Many Chinese are very admiring of the Tang (618–907), especially the years before the An Lushan Rebellion that broke out in 755.

很多中国人是非常崇拜唐朝的(618-907),特别是755年的安史之乱爆发之前的唐朝。

The Kaiyuan Shengshi, the first part of the emperor Tang Minghuang (Xuanzong), who ruled from 712 to 756, was considered to be the apogee of Tang splendor. During this time the Tang capital at Chang'an was the largest city in the world, with a roughly square city wall with a perimeter of 35 kilometers (22 miles) and a population of more than 1 million. It was an extremely cosmopolitan city, sitting as it did at the eastern terminus of the Silk Road, and people from all over the known world of the day could be found there. There were Nestorian Christians, Manicheans, some Arab Muslims, Indian Buddhists, and even some Jews living in Chang'an. You could encounter Central Asians from as far west as Persia to the easternmost reaches of the steppe corridor, Japanese, Koreans, Malays, and more in the great markets.



The three-colored Tang sancai glaze became very popular during this time, and these pieces remain very valuable to collectors today.

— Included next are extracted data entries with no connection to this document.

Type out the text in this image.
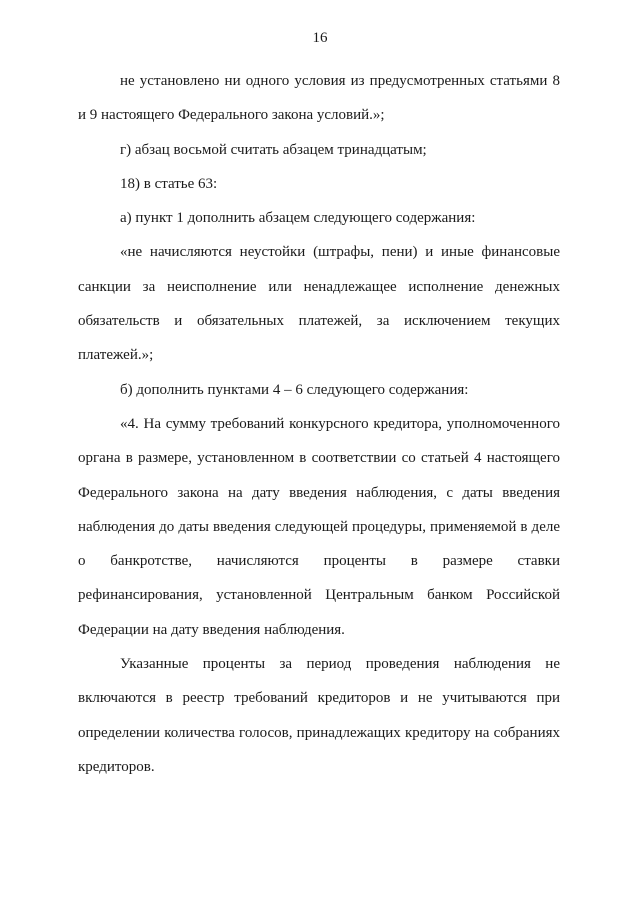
16

не установлено ни одного условия из предусмотренных статьями 8 и 9 настоящего Федерального закона условий.»;

г) абзац восьмой считать абзацем тринадцатым;

18) в статье 63:

а) пункт 1 дополнить абзацем следующего содержания:

«не начисляются неустойки (штрафы, пени) и иные финансовые санкции за неисполнение или ненадлежащее исполнение денежных обязательств и обязательных платежей, за исключением текущих платежей.»;

б) дополнить пунктами 4 – 6 следующего содержания:

«4. На сумму требований конкурсного кредитора, уполномоченного органа в размере, установленном в соответствии со статьей 4 настоящего Федерального закона на дату введения наблюдения, с даты введения наблюдения до даты введения следующей процедуры, применяемой в деле о банкротстве, начисляются проценты в размере ставки рефинансирования, установленной Центральным банком Российской Федерации на дату введения наблюдения.

Указанные проценты за период проведения наблюдения не включаются в реестр требований кредиторов и не учитываются при определении количества голосов, принадлежащих кредитору на собраниях кредиторов.
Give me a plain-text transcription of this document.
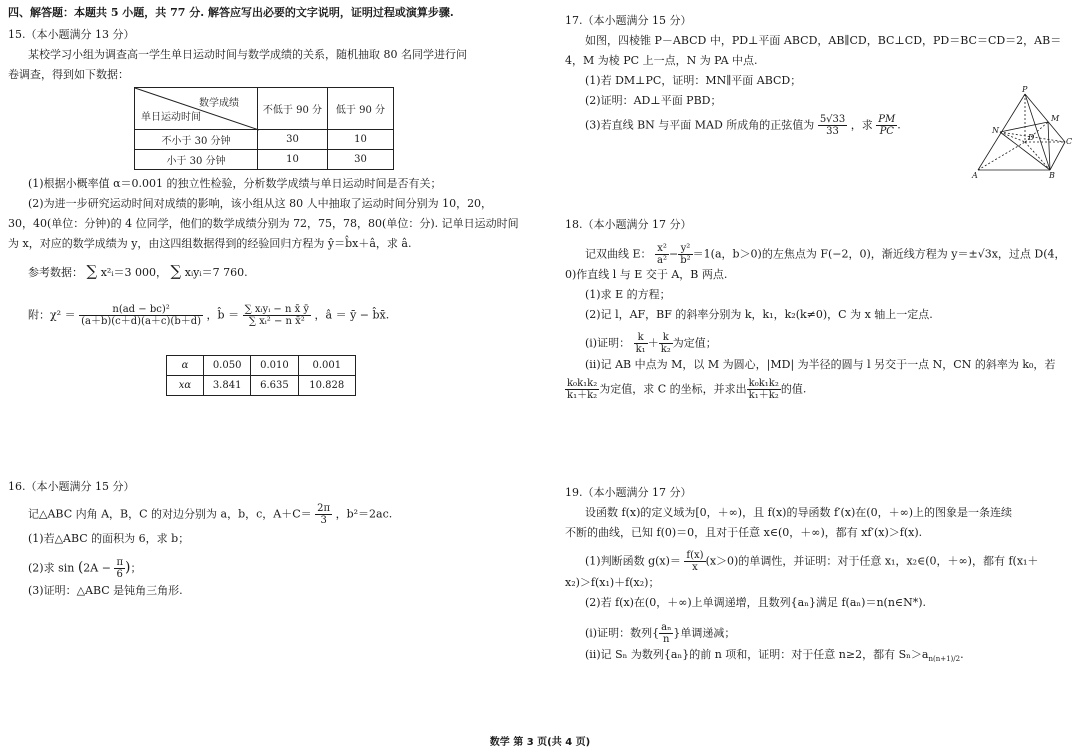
四、解答题：本题共 5 小题，共 77 分. 解答应写出必要的文字说明，证明过程或演算步骤.
15.（本小题满分 13 分）
某校学习小组为调查高一学生单日运动时间与数学成绩的关系，随机抽取 80 名同学进行问
卷调查，得到如下数据：
数学成绩
单日运动时间	不低于 90 分	低于 90 分
不小于 30 分钟	30	10
小于 30 分钟	10	30
(1)根据小概率值 α＝0.001 的独立性检验，分析数学成绩与单日运动时间是否有关；
(2)为进一步研究运动时间对成绩的影响，该小组从这 80 人中抽取了运动时间分别为 10，20，
30，40(单位：分钟)的 4 位同学，他们的数学成绩分别为 72，75，78，80(单位：分). 记单日运动时间
为 x，对应的数学成绩为 y，由这四组数据得到的经验回归方程为 ŷ＝b̂x＋â，求 â.
参考数据： ∑ x²ᵢ＝3 000， ∑ xᵢyᵢ＝7 760.
附：$\chi^2 = \frac{\text{n(ad − bc)²}}{(a+b)(c+d)(a+c)(b+d)}$ ，b̂ ＝ $\frac{\text{∑ xᵢyᵢ − n x̄ ȳ}}{\text{∑ xᵢ² − n x̄²}}$ ，â ＝ ȳ − b̂x̄.
α	0.050	0.010	0.001
xα	3.841	6.635	10.828
16.（本小题满分 15 分）
记△ABC 内角 A，B，C 的对边分别为 a，b，c，$A+C= \frac{2\pi}{3}$ ，b²＝2ac.
(1)若△ABC 的面积为 6，求 b；
(2)求 $\sin (2A - \frac{\pi}{6}$ )；
(3)证明：△ABC 是钝角三角形.
17.（本小题满分 15 分）
如图，四棱锥 P－ABCD 中，PD⊥平面 ABCD，AB∥CD，BC⊥CD，PD＝BC＝CD＝2，AB＝
4，M 为棱 PC 上一点，N 为 PA 中点.
(1)若 DM⊥PC，证明：MN∥平面 ABCD；
(2)证明：AD⊥平面 PBD；
(3)若直线 BN 与平面 MAD 所成角的正弦值为 $\frac{5√33}{33}$ ，求 $\frac{PM}{PC}$ .
P
M
N
D	C
A	B
18.（本小题满分 17 分）
记双曲线 E： $\frac{\text{x²}}{\text{a²}} - \frac{\text{y²}}{\text{b²}} =1(a$，b＞0)的左焦点为 F(−2，0)，渐近线方程为 y＝±√3x，过点 D(4，
0)作直线 l 与 E 交于 A，B 两点.
(1)求 E 的方程；
(2)记 l，AF，BF 的斜率分别为 k，k₁，k₂(k≠0)，C 为 x 轴上一定点.
(ⅰ)证明： $\frac{k}{\text{k₁}} + \frac{k}{\text{k₂}}$ 为定值；
(ⅱ)记 AB 中点为 M，以 M 为圆心，|MD| 为半径的圆与 l 另交于一点 N，CN 的斜率为 k₀，若
$\frac{\text{k₀k₁k₂}}{\text{k₁＋k₂}}$ 为定值，求 C 的坐标，并求出 $\frac{\text{k₀k₁k₂}}{\text{k₁＋k₂}}$ 的值.
19.（本小题满分 17 分）
设函数 f(x)的定义域为[0，＋∞)，且 f(x)的导函数 f′(x)在(0，＋∞)上的图象是一条连续
不断的曲线，已知 f(0)＝0，且对于任意 x∈(0，＋∞)，都有 xf′(x)＞f(x).
(1)判断函数 $g(x)= \frac{f(x)}{x} (x>0)$的单调性，并证明：对于任意 x₁，x₂∈(0，＋∞)，都有 f(x₁＋
x₂)＞f(x₁)＋f(x₂)；
(2)若 f(x)在(0，＋∞)上单调递增，且数列{aₙ}满足 f(aₙ)＝n(n∈N*).
(ⅰ)证明：数列{ $\frac{\text{aₙ}}{n}$ }单调递减；
(ⅱ)记 Sₙ 为数列{aₙ}的前 n 项和，证明：对于任意 n≥2，都有 $S_n>a_{n(n+1)/2}$.
数学 第 3 页(共 4 页)
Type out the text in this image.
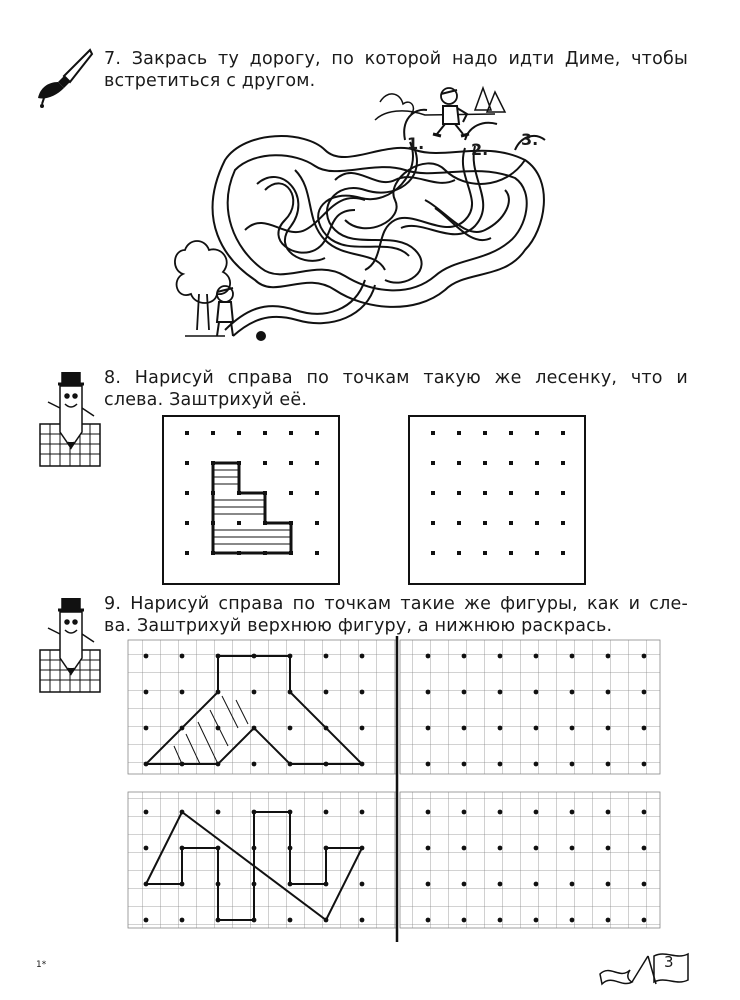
7. Закрась ту дорогу, по которой надо идти Диме, чтобы
встретиться с другом.
1.	2.
3.
8. Нарисуй справа по точкам такую же лесенку, что и
слева. Заштрихуй её.
9. Нарисуй справа по точкам такие же фигуры, как и сле-
ва. Заштрихуй верхнюю фигуру, а нижнюю раскрась.
1*	3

The poetry of the Tang is memorized even today by most Chinese school children in the PRC, greater China, and in the diaspora. Most Chinese can recite at least a couple of famous Tang poems by the likes of Li Bai, Du Fu, Wang Wei, and Li Shangyin.

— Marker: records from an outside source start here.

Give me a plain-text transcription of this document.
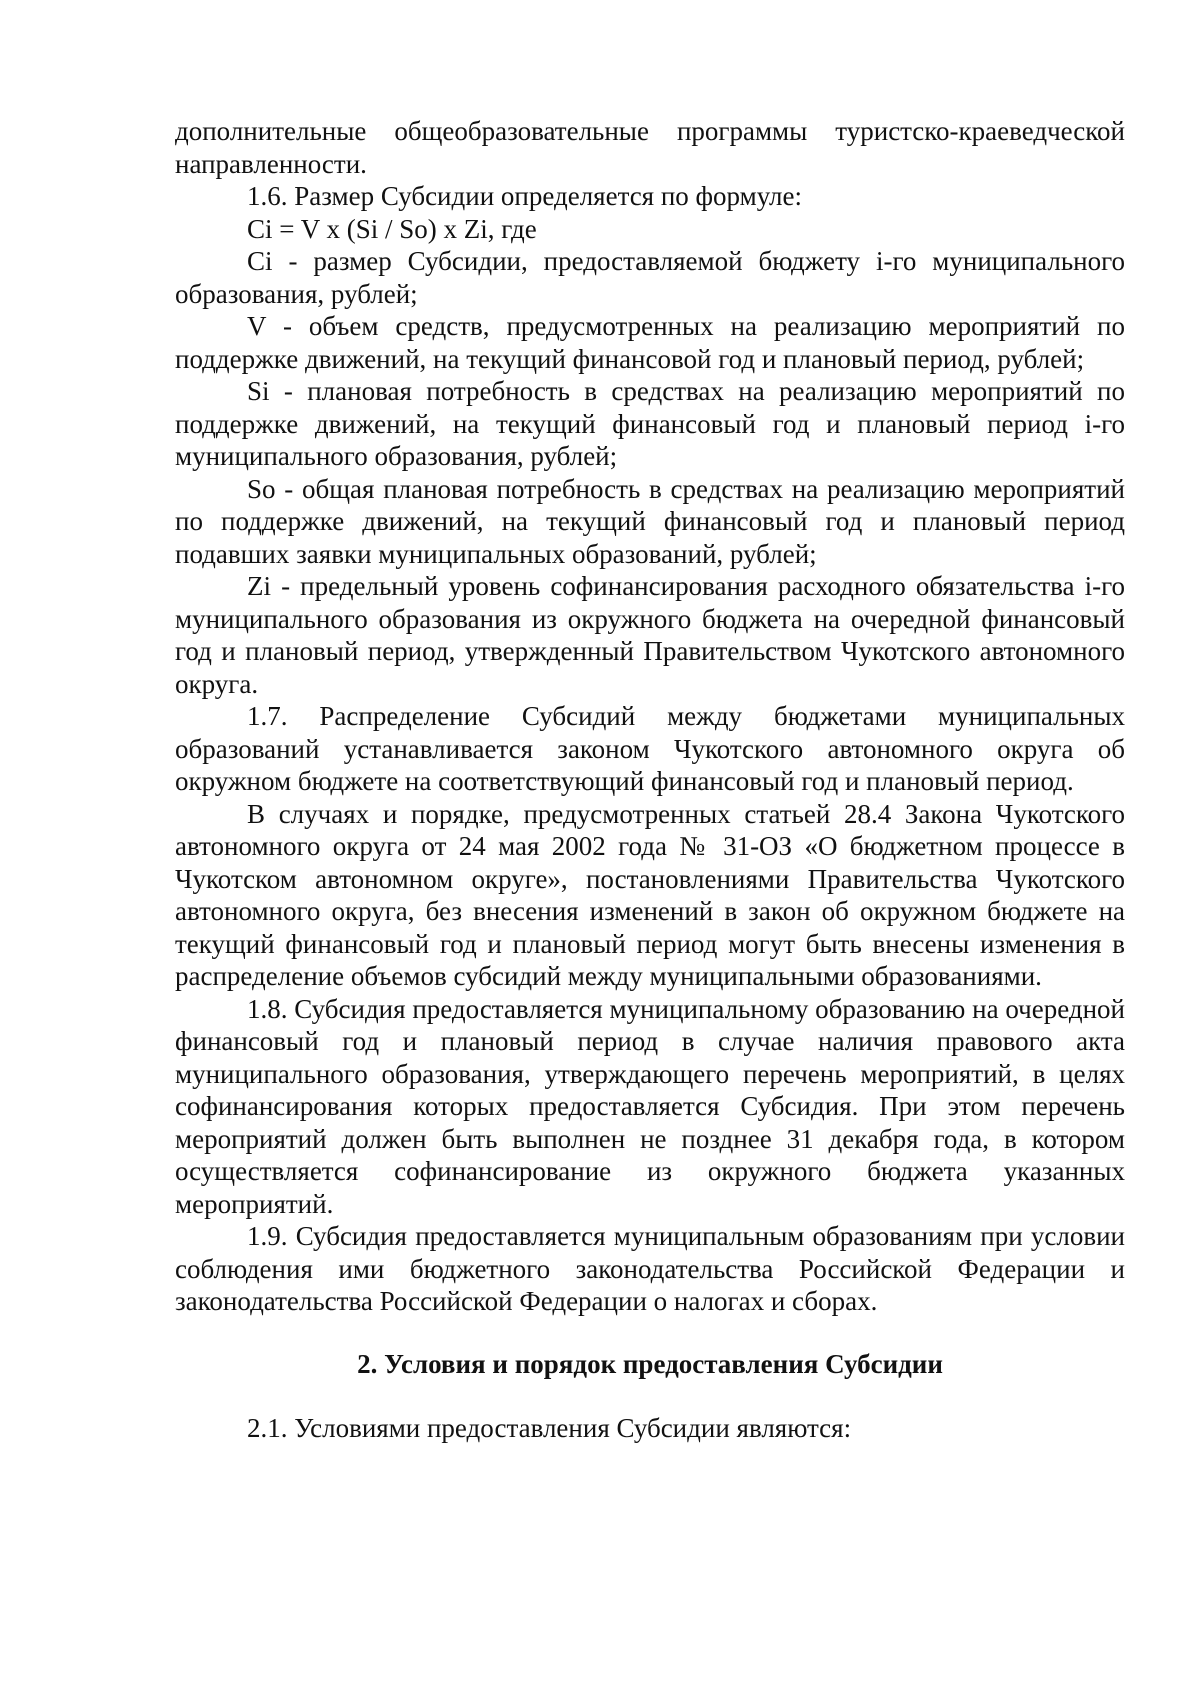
дополнительные общеобразовательные программы туристско-краеведческой направленности.

1.6. Размер Субсидии определяется по формуле:

Ci = V x (Si / So) x Zi, где

Ci - размер Субсидии, предоставляемой бюджету i-го муниципального образования, рублей;

V - объем средств, предусмотренных на реализацию мероприятий по поддержке движений, на текущий финансовой год и плановый период, рублей;

Si - плановая потребность в средствах на реализацию мероприятий по поддержке движений, на текущий финансовый год и плановый период i-го муниципального образования, рублей;

So - общая плановая потребность в средствах на реализацию мероприятий по поддержке движений, на текущий финансовый год и плановый период подавших заявки муниципальных образований, рублей;

Zi - предельный уровень софинансирования расходного обязательства i-го муниципального образования из окружного бюджета на очередной финансовый год и плановый период, утвержденный Правительством Чукотского автономного округа.

1.7. Распределение Субсидий между бюджетами муниципальных образований устанавливается законом Чукотского автономного округа об окружном бюджете на соответствующий финансовый год и плановый период.

В случаях и порядке, предусмотренных статьей 28.4 Закона Чукотского автономного округа от 24 мая 2002 года № 31-ОЗ «О бюджетном процессе в Чукотском автономном округе», постановлениями Правительства Чукотского автономного округа, без внесения изменений в закон об окружном бюджете на текущий финансовый год и плановый период могут быть внесены изменения в распределение объемов субсидий между муниципальными образованиями.

1.8. Субсидия предоставляется муниципальному образованию на очередной финансовый год и плановый период в случае наличия правового акта муниципального образования, утверждающего перечень мероприятий, в целях софинансирования которых предоставляется Субсидия. При этом перечень мероприятий должен быть выполнен не позднее 31 декабря года, в котором осуществляется софинансирование из окружного бюджета указанных мероприятий.

1.9. Субсидия предоставляется муниципальным образованиям при условии соблюдения ими бюджетного законодательства Российской Федерации и законодательства Российской Федерации о налогах и сборах.

2. Условия и порядок предоставления Субсидии

2.1. Условиями предоставления Субсидии являются:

这一时期开始盛行的唐三彩釉瓷器,至今任然被收藏者们视为至宝。 唐代的诗歌即便是到了今天,不论是在内地还是大中华圈,甚至是在流散各地的华人中,几乎所有学龄儿童都能记得。绝大多数中国人至少都能背诵几首由李白,杜甫,王维,或是李商隐等创作的著名唐诗。

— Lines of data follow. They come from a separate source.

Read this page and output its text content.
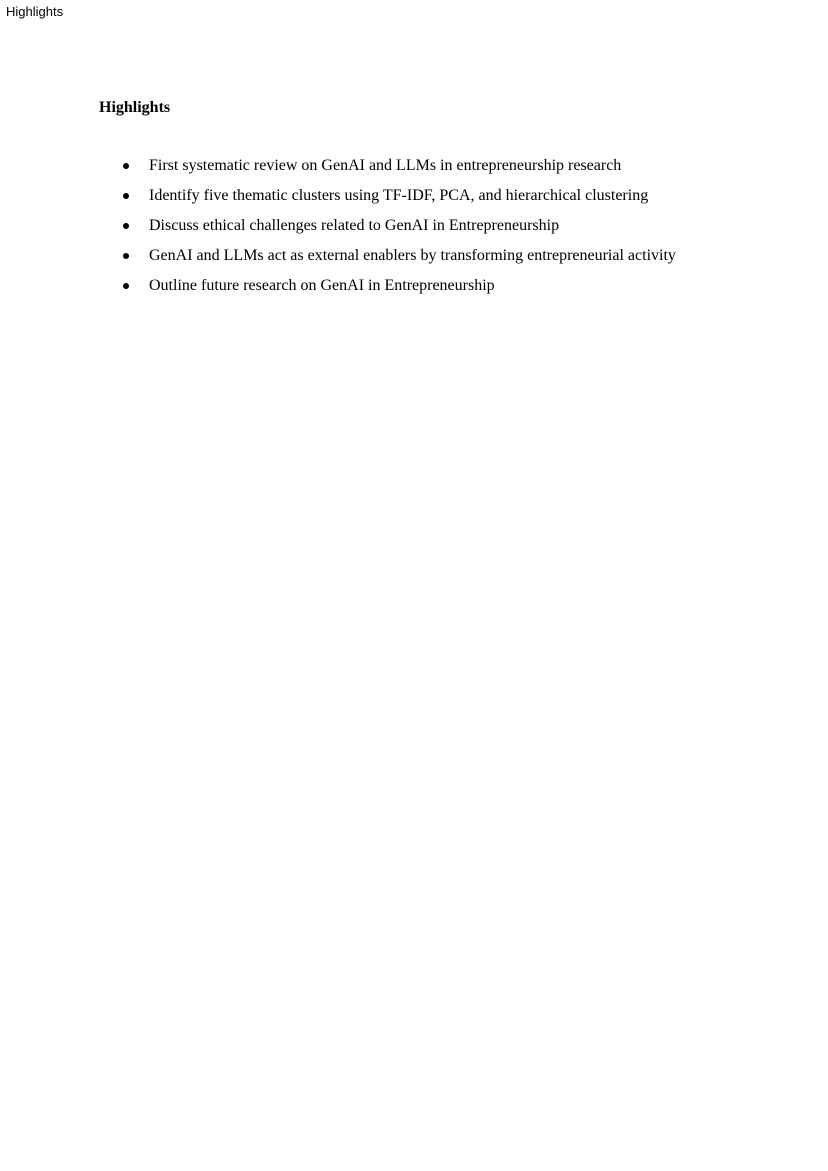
Highlights
Highlights
First systematic review on GenAI and LLMs in entrepreneurship research
Identify five thematic clusters using TF-IDF, PCA, and hierarchical clustering
Discuss ethical challenges related to GenAI in Entrepreneurship
GenAI and LLMs act as external enablers by transforming entrepreneurial activity
Outline future research on GenAI in Entrepreneurship
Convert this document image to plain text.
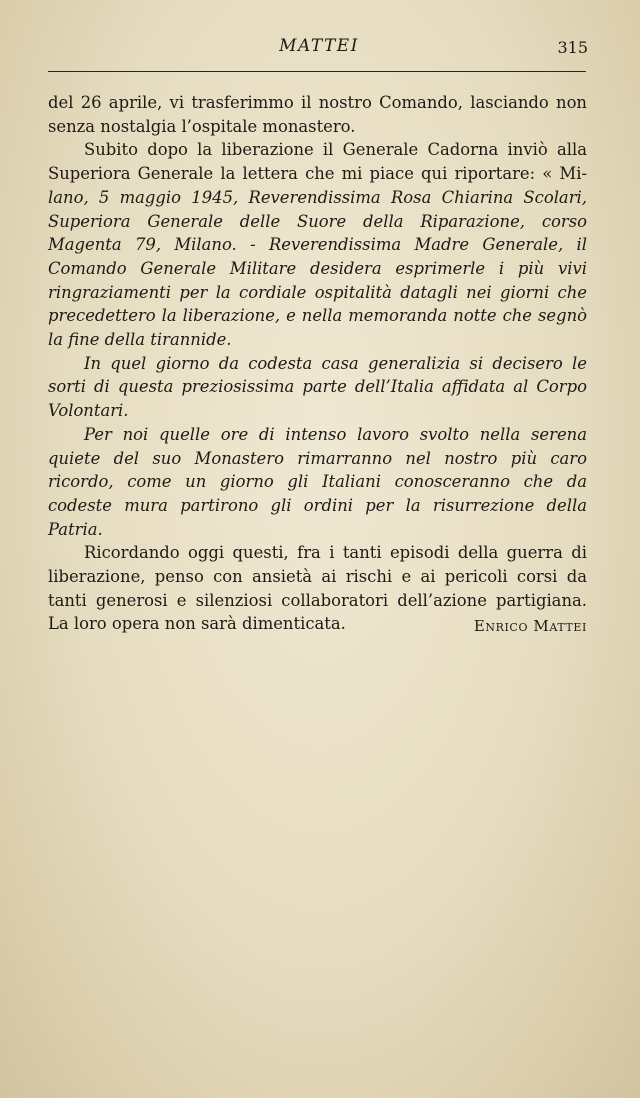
MATTEI	315

del 26 aprile, vi trasferimmo il nostro Comando, lasciando non senza nostalgia l’ospitale monastero.

Subito dopo la liberazione il Generale Cadorna inviò alla Superiora Generale la lettera che mi piace qui riportare: « Mi-lano, 5 maggio 1945, Reverendissima Rosa Chiarina Scolari, Superiora Generale delle Suore della Riparazione, corso Magenta 79, Milano. - Reverendissima Madre Generale, il Comando Generale Militare desidera esprimerle i più vivi ringraziamenti per la cordiale ospitalità datagli nei giorni che precedettero la liberazione, e nella memoranda notte che segnò la fine della tirannide.

In quel giorno da codesta casa generalizia si decisero le sorti di questa preziosissima parte dell’Italia affidata al Corpo Volontari.

Per noi quelle ore di intenso lavoro svolto nella serena quiete del suo Monastero rimarranno nel nostro più caro ricordo, come un giorno gli Italiani conosceranno che da codeste mura partirono gli ordini per la risurrezione della Patria.

Ricordando oggi questi, fra i tanti episodi della guerra di liberazione, penso con ansietà ai rischi e ai pericoli corsi da tanti generosi e silenziosi collaboratori dell’azione partigiana. La loro opera non sarà dimenticata.	Enrico Mattei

Tang's military might, however, was dependent on powerful regional generals who commanded personal loyalty from their mostly nomadic or semi-nomadic cavalry forces. This proved to be a serious problem. Tang Minghuang grew infatuated with an imperial consort surnamed Yang, known to history as Yang Guifei (“precious consort Yang”), who ended up accruing considerable power and influence at court. She helped install her brother, Yang Guozhong, as prime minister. Her “adopted son” and reputedly also her lover, the Sogdian Gen. An Lushan, also became highly influential at court and clashed with Yang Guozhong. He rebelled in 755 and effectively brought an end to Tang's splendor. The rebellion was eventually put down in 763, but not before Chang'an had already been sacked by Tangut (Tibetan) forces and the whole country wracked with civil strife. The dynasty survived but never quite recaptured its earlier magnificence. A kind of xenophobia set in in the early ninth century, and foreign influences—especially in the military and in religious life—became very unpopular.

然而,唐朝的军事实力依靠于强大的地区统帅,这些统帅要求这些游牧或者半游牧骑兵忠诚于自己。这是个严重的问题。唐明皇很迷恋杨贵妃(“尊贵的妃嫔”),她最终在朝廷中获得了庞大的权力和影响力。她帮他堂兄杨国忠升为宰相。她的“养子”(胡人)据说也是她的情人。安禄山,在朝廷中也颇具威信,与杨国忠也有过冲突。他在公元755年造反,有效地结束了唐帝国的兴盛。造反在763年终于被镇压了,但这已是长安被西夏(西藏人)侵略以及整个国家遭到内乱之后的事情。王朝幸免遇难但是再也无法回到早期盛世的局面。一种仇外的情绪在9世纪早期蔓延开来,而外国影响—特别是在军事和宗教生活层面—变得越来越不得人心。